Thomas, Evan. The Very Best Men -- Four Who Dared: The Early Years of the CIA. New York: Simon & Schuster, 1995. JK468I6T455

This is a good book; but, as good as it is, it should not be the only study one reads on the CIA's early years. Reading and thinking about Very Best Men in concert with Peter Grose's Gentleman Spy, Robin W. Winks' Cloak and Gown, and Burton Hersh's The Old Boys would be a start toward understanding these formative years and the remarkable men who peopled them.

In a positive but emotional review, Warren, Surveillant 4.2 and CIRA Newsletter 21.2, finds it unfortunate that while Thomas gets "his facts ... right," his "analysis is wrong." That analysis, probably unintentionally, "seems to imply that patriotism, decency, good intentions, and bravery are not desirable qualities in the intelligence business." But whom should we hire for this work if not those Americans with exactly those qualities? "Frank Wisner, Richard Bissell, Tracy Barnes, and Desmond FitzGerald spent their lives in the arena in pursuit of that worthy cause called America. The results are in. They won."

Chambers says that Thomas "has put together a fascinating tale" in which the lives of the "fathers of the CIA's covert action programs" are "woven together through layers of family, society, politics, and the CIA.... The best parts of the story are those told by friends and family.... Other aspects of the book are less satisfying. The role of the CIA in policy making is handled superficially at best. The discussion of the role of the President in authorizing covert actions is also fumbled.... This book is well worth reading for its insights into these four personalities and the world that made them." Click for Chambers' full review.
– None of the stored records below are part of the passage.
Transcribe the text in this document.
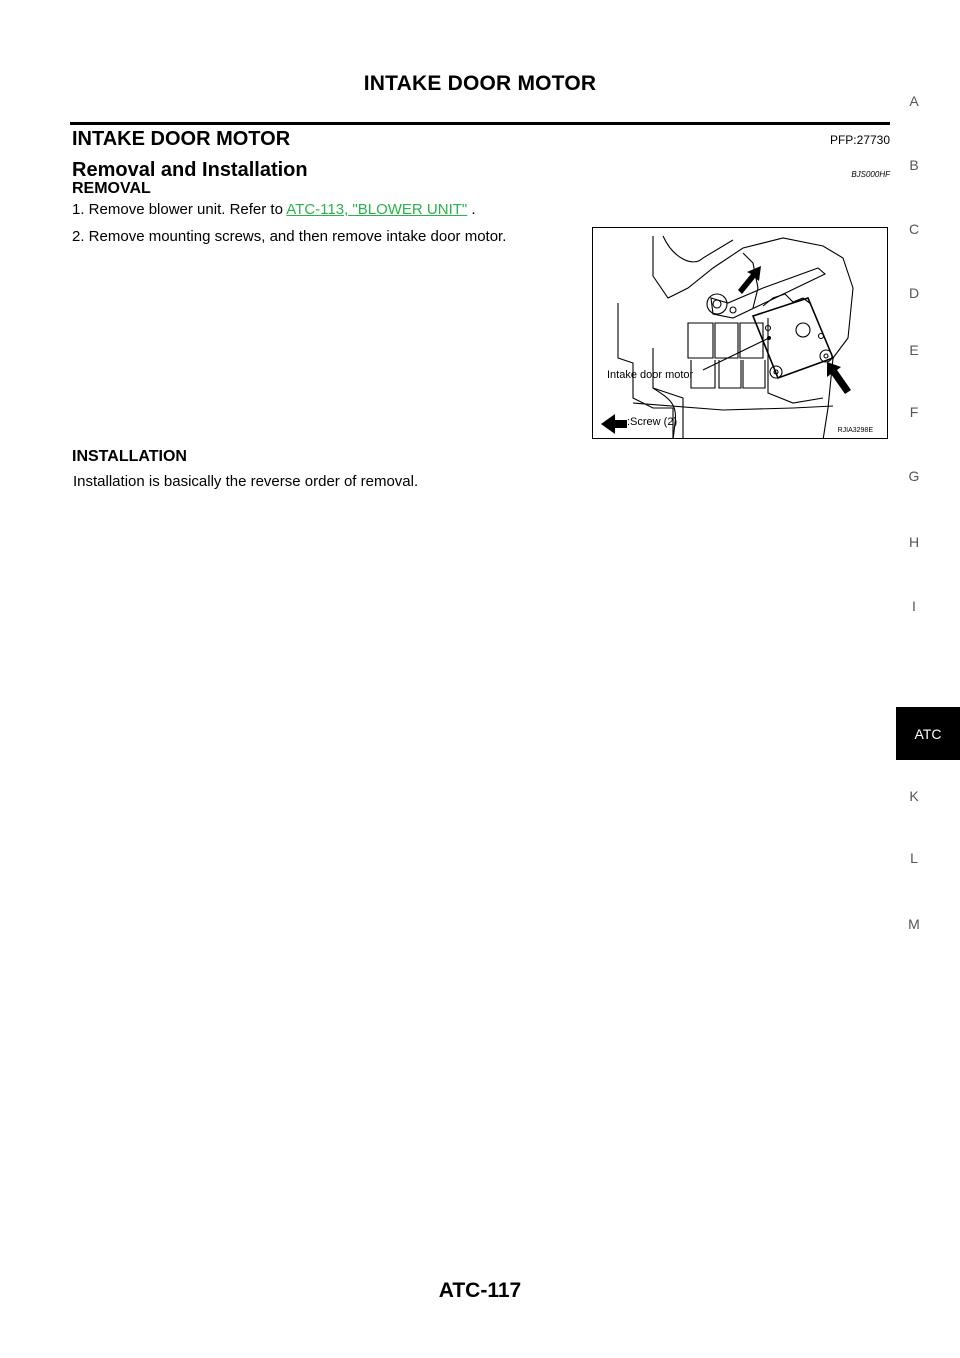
INTAKE DOOR MOTOR
INTAKE DOOR MOTOR	PFP:27730
Removal and Installation	BJS000HF
REMOVAL
1. Remove blower unit. Refer to ATC-113, "BLOWER UNIT" .
2. Remove mounting screws, and then remove intake door motor.
Intake door motor
:Screw (2)
RJIA3298E
INSTALLATION
Installation is basically the reverse order of removal.
A
B
C
D
E
F
G
H
I
ATC
K
L
M
ATC-117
In a review that is ultimately annoying because of the difficulty in separating Thomas' interpretations from the reviewer's, Wise, WPNWE, 23-29 Oct. 1995, comments that "Thomas has produced a jewel of a book. 'The Very Best Men' is a road map to understanding what went on inside the CIA during the height of the Cold War." Thomas has detailed "the lives and fortunes of four men who ran the agency's covert operations during its most free-wheeling era in the 1950s and 1960s." The author "has not glorified these buccaneers of the Cold War. He captures their humanity and succeeds in making them real, often sympathetic, and sometimes likeable. But he also portrays their foibles."

Hood, IJI&C 9.2, says that Thomas "gets the most important facts right" but still "presents a somewhat tilted view of CIA" and his four subjects. The problem is that the author "concentrates on the most conspicuous covert-action operations and all but ignores the agency's intelligence collection, counterintelligence, and analytical responsibilities." In addition, the focus is on failed activities, while the "more successful covert action (CA) operations are mentioned only in passing, if at all." Garthoff, PSQ 111.3, finds that Thomas has developed "a well informed and insightful portrait." His protagonists "come alive" through his "deft biographic historical accounts."

To Waller, WIR 14.6, the book "at times unduly accentuates the negative" in analyzing the role of its protagonists in the Cold War. In addition, "to suggest that CIA was a club for the elite romping in a world-sized playpen is simply wrong." Thomas has failed to see that the "greatest significance" of his work "was in the remarkableness of the CIA's beginnings." Fromkin, FA 75.1 (Jan.-Feb. 1996), believes "Thomas argues persuasively that many of the qualities apparent in CIA covert activities in the formative years of the agency reflect traits of personality common to the Wall Streeters, who were its leaders in those days, and who were products of the same schools, law firms, banks, and clubs."